Richard Mourdock is nuts. Go back to the front page if you don't know what I'm talking about. But I want to take this discussion in a slightly different direction, if you don't mind.
I'm going to admit something. I've never once understood why some of my friends and allies in the pro-choice community like to get so angry at anti-choice men specifically because of their gender, over the fact that they can't themselves get pregnant, and argue -- even if indirectly -- that this gives men less of a right than, say, anti-choice women, to weigh on the matter of reproductive rights. I truly don't get this.
It would make far more sense, to me, to argue: this is MY body, and I don't want ANYONE, man, woman, Martian, Mourdock, telling me what to do with my body. Now that's a winning argument, and it is, to be sure, the argument I most often see presented in public fora. But it's not the only argument I've seen.

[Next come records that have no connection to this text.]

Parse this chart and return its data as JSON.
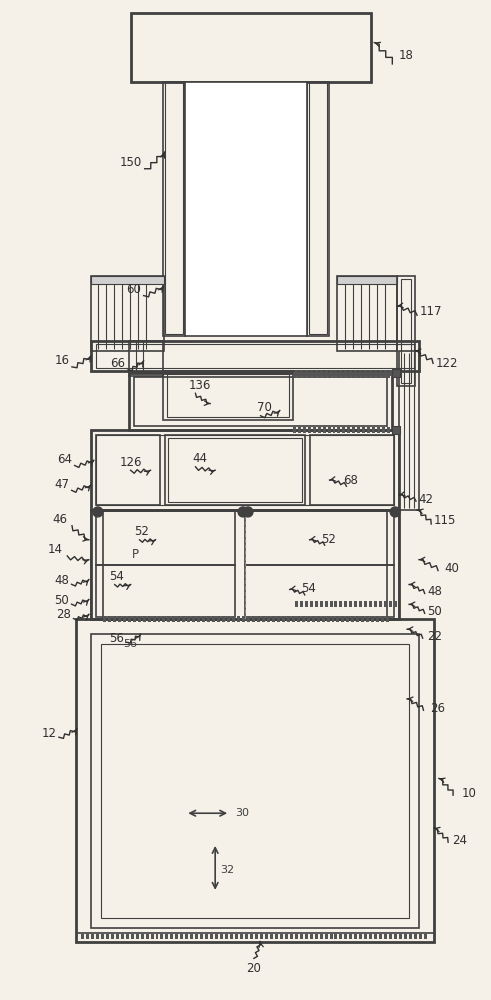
{
  "bg_color": "#f5f0e8",
  "line_color": "#404040",
  "figsize": [
    4.91,
    10.0
  ],
  "dpi": 100
}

Why does the fact that an anti-choice woman can get pregnant, or once could get pregnant mean that her views are somehow more relevant than a man's? Framing the argument as: Men shouldn't tell women what to do with their body makes no sense to me, when we rightly don't want anyone telling a woman what to do with her body. No one, whatever their genitalia, has the right to tell a woman what to do with her body.
And let's go further, the struggle for abortion rights is not about men versus women. The data from Gallup shows that over time there is little, if any, gender gap on the matter of choice.
According to Gallup polling, from 2001-2008, 48% of men and 49% of women identified as "pro-choice," and from 2009-2012, 43% of men and 45% of women did so.
This is a plea to some of my pro-choice friends. Be angry. Be motivated. I am too. But please don't be MORE angry at any particular anti-choice people because of their gender. Because if you are, then by definition, you're less angry at anti-choice people of the other gender. And how does that make sense?
Let's remember that this fight is not about men vs. women, but about those on the side of reproductive freedom vs. those who are against it. Period.